Vom Fahrdienst bis zur Umzugshilfe: Seit Februar läuft in den Gemeinden Mitterfels und Haselbach das Projekt „Nachbarschaftshilfe“.

Nach wie vor werden dazu Helfer gesucht.

Im Garten müssen die Blumen gegossen werden, der Wocheneinkauf ist noch nicht erledigt und ein Arztbesuch in Straubing steht auch an. Alles ganz normale Dinge. Doch genau diese alltäglichen Dinge können für kranke oder alte Menschen, die niemanden haben, schnell zu einem riesigen Problem werden. Um ihnen möglichst schnell und unbürokratisch zu helfen, gibt es in den Gemeinden Mitterfels und Haselbach seit Februar das Projekt „Nachbarschaftshilfe“. Koordiniert wird das Ganze durch die beiden Quartiersmanagerinnen Sandra Groth und Andrea Baumgartner. Ihre bisherige Bilanz fällt unterm Strich positiv aus. Allerdings wird nach wie vor jede helfende Hand gebraucht.

Insgesamt sind es derzeit 36 ehrenamtliche Helfer, die die Nachbarschaftshilfe in den beiden Gemeinden aufrecht erhalten. „Momentan sind wir relativ gut aufgestellt“, sagt Sandra Groth. „Aber natürlich könnte es immer mehr sein.“ Es ist vor allem der Fahrdienst, der sich sehr großer Beliebtheit erfreut. Denn für viele ältere oder auch kranke Menschen, die kein Auto haben oder nicht mehr selber fahren können, kann zum Beispiel eine Fahrt zum Arzt oder zur Krankengymnastik zu einem großen Problem werden.
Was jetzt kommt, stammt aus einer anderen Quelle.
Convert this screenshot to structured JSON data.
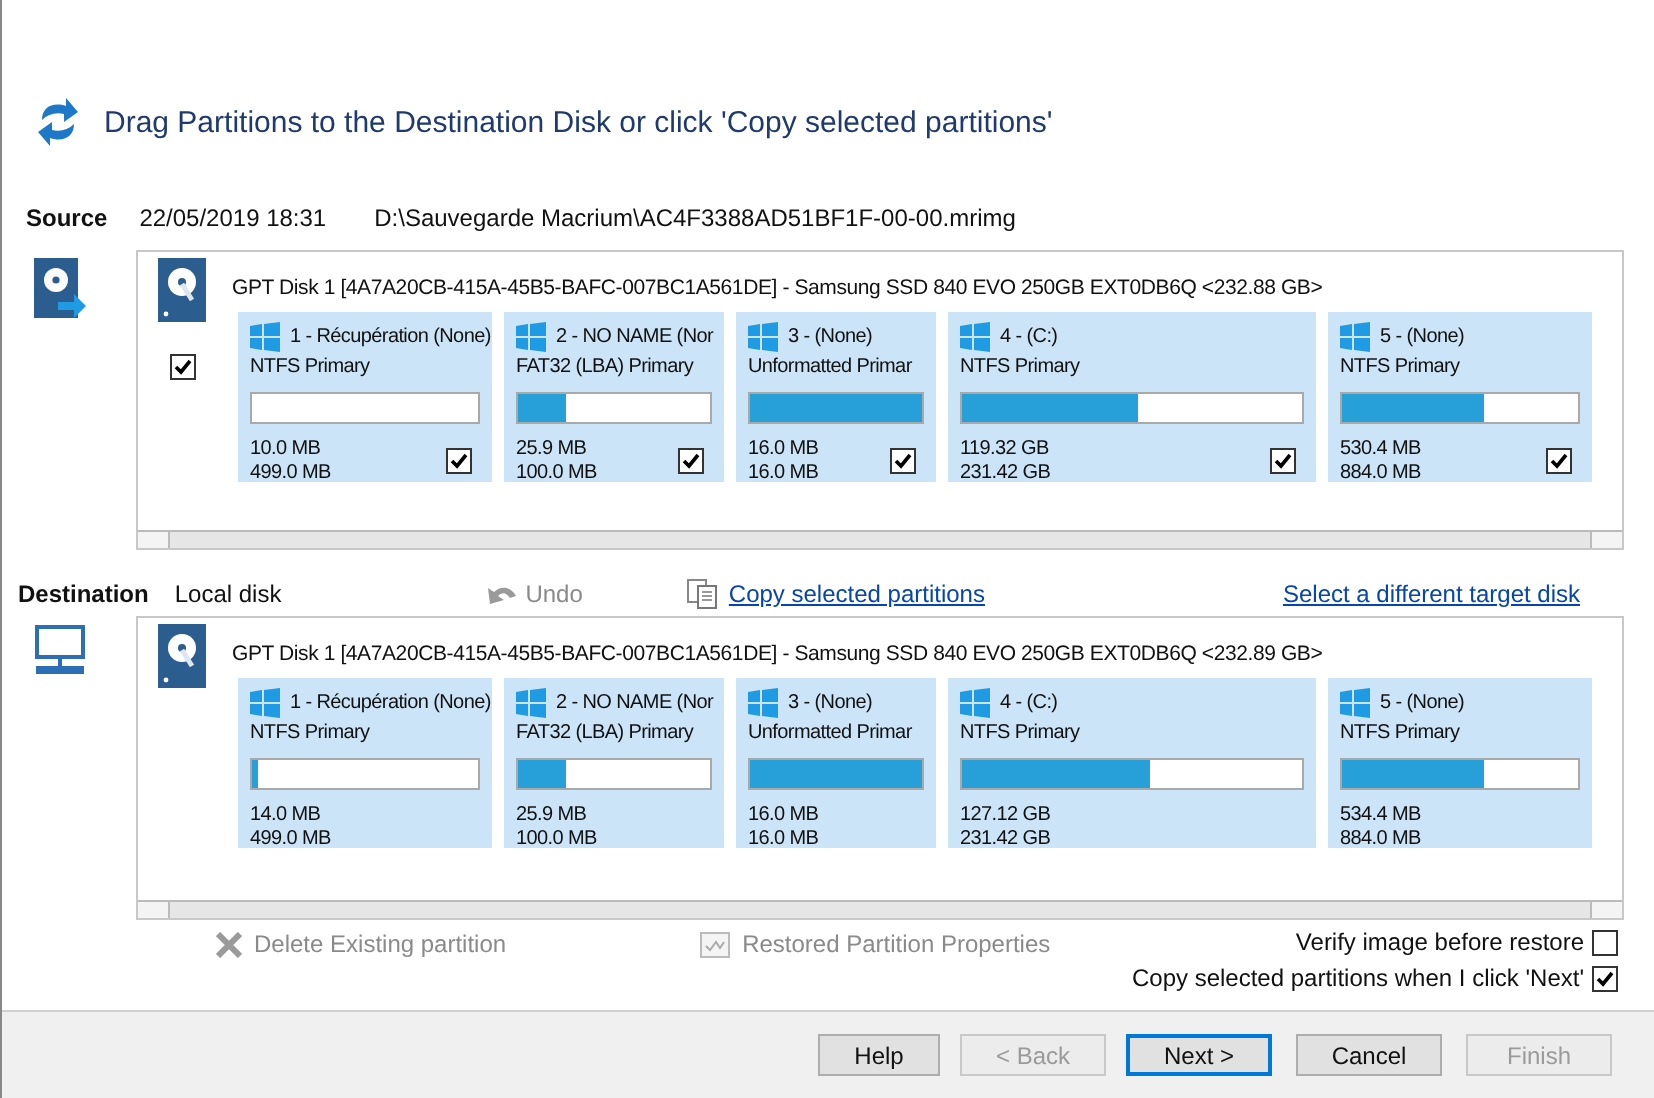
{
  "header": {
    "title": "Drag Partitions to the Destination Disk or click 'Copy selected partitions'"
  },
  "source": {
    "label": "Source",
    "date": "22/05/2019 18:31",
    "path": "D:\\Sauvegarde Macrium\\AC4F3388AD51BF1F-00-00.mrimg",
    "disk": {
      "label": "GPT Disk 1 [4A7A20CB-415A-45B5-BAFC-007BC1A561DE] - Samsung SSD 840 EVO 250GB EXT0DB6Q  <232.88 GB>",
      "checked": true,
      "partitions": [
        {
          "name": "1 - Récupération (None)",
          "type": "NTFS Primary",
          "level": 0,
          "used": "10.0 MB",
          "total": "499.0 MB",
          "checked": true
        },
        {
          "name": "2 - NO NAME (Nor",
          "type": "FAT32 (LBA) Primary",
          "level": 0.25,
          "used": "25.9 MB",
          "total": "100.0 MB",
          "checked": true
        },
        {
          "name": "3 -  (None)",
          "type": "Unformatted Primar",
          "level": 1,
          "used": "16.0 MB",
          "total": "16.0 MB",
          "checked": true
        },
        {
          "name": "4 -  (C:)",
          "type": "NTFS Primary",
          "level": 0.52,
          "used": "119.32 GB",
          "total": "231.42 GB",
          "checked": true
        },
        {
          "name": "5 -  (None)",
          "type": "NTFS Primary",
          "level": 0.6,
          "used": "530.4 MB",
          "total": "884.0 MB",
          "checked": true
        }
      ]
    }
  },
  "destination": {
    "label": "Destination",
    "target": "Local disk",
    "undo": {
      "label": "Undo",
      "disabled": true
    },
    "copy_link": "Copy selected partitions",
    "select_link": "Select a different target disk",
    "disk": {
      "label": "GPT Disk 1 [4A7A20CB-415A-45B5-BAFC-007BC1A561DE] - Samsung SSD 840 EVO 250GB EXT0DB6Q  <232.89 GB>",
      "partitions": [
        {
          "name": "1 - Récupération (None)",
          "type": "NTFS Primary",
          "level": 0.03,
          "used": "14.0 MB",
          "total": "499.0 MB"
        },
        {
          "name": "2 - NO NAME (Nor",
          "type": "FAT32 (LBA) Primary",
          "level": 0.25,
          "used": "25.9 MB",
          "total": "100.0 MB"
        },
        {
          "name": "3 -  (None)",
          "type": "Unformatted Primar",
          "level": 1,
          "used": "16.0 MB",
          "total": "16.0 MB"
        },
        {
          "name": "4 -  (C:)",
          "type": "NTFS Primary",
          "level": 0.55,
          "used": "127.12 GB",
          "total": "231.42 GB"
        },
        {
          "name": "5 -  (None)",
          "type": "NTFS Primary",
          "level": 0.6,
          "used": "534.4 MB",
          "total": "884.0 MB"
        }
      ]
    }
  },
  "actions": [
    {
      "label": "Delete Existing partition",
      "disabled": true
    },
    {
      "label": "Restored Partition Properties",
      "disabled": true
    }
  ],
  "options": [
    {
      "label": "Verify image before restore",
      "checked": false
    },
    {
      "label": "Copy selected partitions when I click 'Next'",
      "checked": true
    }
  ],
  "buttons": [
    {
      "label": "Help",
      "disabled": false,
      "default": false
    },
    {
      "label": "< Back",
      "disabled": true,
      "default": false
    },
    {
      "label": "Next >",
      "disabled": false,
      "default": true
    },
    {
      "label": "Cancel",
      "disabled": false,
      "default": false
    },
    {
      "label": "Finish",
      "disabled": true,
      "default": false
    }
  ]
}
Genau hier setzt die Nachbarschaftshilfe an.

Der Fahrdienst ist sehr gefragt

Wer einen Fahrdienst benötigt, der kann sich einfach bei Sandra Groth oder Andrea Baumgartner melden. Sie koordinieren die Einsätze. Groth stellt die Anfrage dann in eine extra dafür angelegte Whats-App-Gruppe, Baumgartner macht das Ganze telefonisch. „Uns ist es wichtig, dass die Fäden bei uns zusammenlaufen und die Anfragen nur über uns gehen, sonst gibt es Chaos“, sagen Groth und Baumgartner. Für die Fahrten der Nachbarschaftshilfe steht extra ein Fahrzeug bereit, das den Gemeinden von der Stiftung „Lichtblick Seniorenhilfe“ gespendet wurde.

Der Fahrdienst ist für viele auch deshalb so wichtig, weil Krankenfahrten nur noch in seltenen Fällen von den Kassen gezahlt werden. „Und wer da mit dem Taxi fahren muss, muss tief in die Tasche greifen“, sagt Baumgartner. Sandra Groth erzählt in diesem Zusammenhang von einer älteren Dame, die sie zu einer Augenoperation nach Straubing gefahren hat. Sie musste nach der OP an zwei weiteren Tagen nochmals zur Kontrolle. Da seien bei der Strecke zwischen Mitterfels und Straubing schnell um die 240 Euro Taxirechnung zusammen. „Eine kostspielige Sache“, sagt auch Baumgartner. „Wenn man bedenkt, dass eine Frau im Monat durchschnittlich zwischen 900 und 1100 Euro Rente zur Verfügung hat.“ Um die Fahrten gut koordinieren zu können, ist eine Vorlaufzeit von zwei Wochen ganz gut. Wenn es sich dabei um planbare Termine handelt. Um aber auch die Möglichkeit für alltägliche Besorgungen zu bieten, gibt es fixe Zeiten für Einkaufsfahrten. Diese sind für Haselbach Montag von 9 bis 11 Uhr. Und für Mitterfels dienstags von 9 bis 11 Uhr. Jeden ersten Mittwoch im Monat gibt es außerdem eine Fahrt nach Straubing.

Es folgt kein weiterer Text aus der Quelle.